Thanks for your thoughts, Nick. I think the thing that's most daunting to me is that I feel like I've just gotten a hold of JavaScript key concepts, and now it looks like each new framework has a whole new collection of objects, views, and controllers to learn.

Just curious, was there ever a turning point in your JS education? Like, an "aha!" moment that helped you clarify your approach to problem solving?

I would say I probably had a lot of little "aha!" moments and still do. Courses helped me a lot with JS, but I only started getting very confident with it after using it in real life. A good way to get going is to try to build small applications or just one bit of functionality for an app using Plnkr. The nice thing about that approach is that you can make a plunk where the code is relatively small and easy for other people to check out and know what it's doing, so if you get stuck, you can always post a link to that plunk on this forum for help.

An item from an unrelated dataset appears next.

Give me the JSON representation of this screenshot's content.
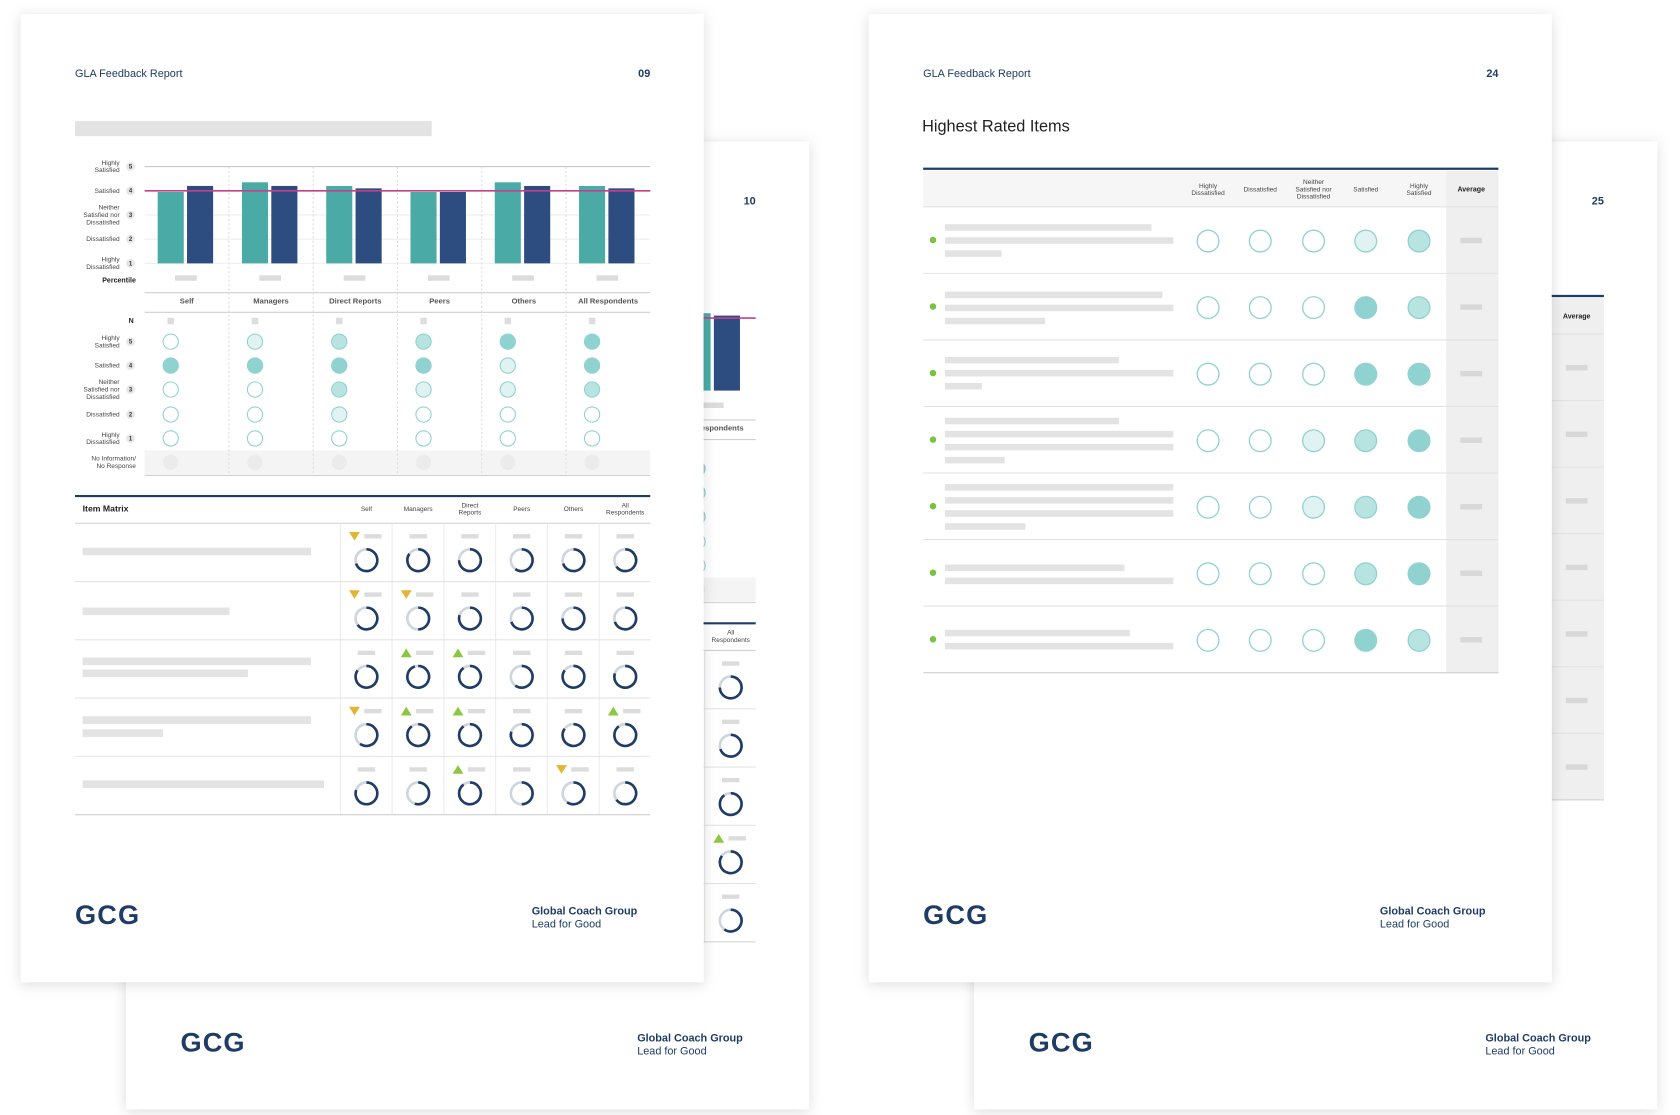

Here's an example of a really simple plunk I made a while ago using AngularJS when I was just getting started. If I remember correctly, I watched a short tutorial on how to select and update a record (I believe from Egghead.io). After I read through the tutorial, I went ahead and tried to do it on my own in Plnkr. I think I struggled in some parts and had to go back to the tutorial to peak at a couple things, but that's fine. The important thing is to try to get things working on your own as much as you can. That really helped me internalize the things I learned from courses and helped me learn to think through JS problems a lot better.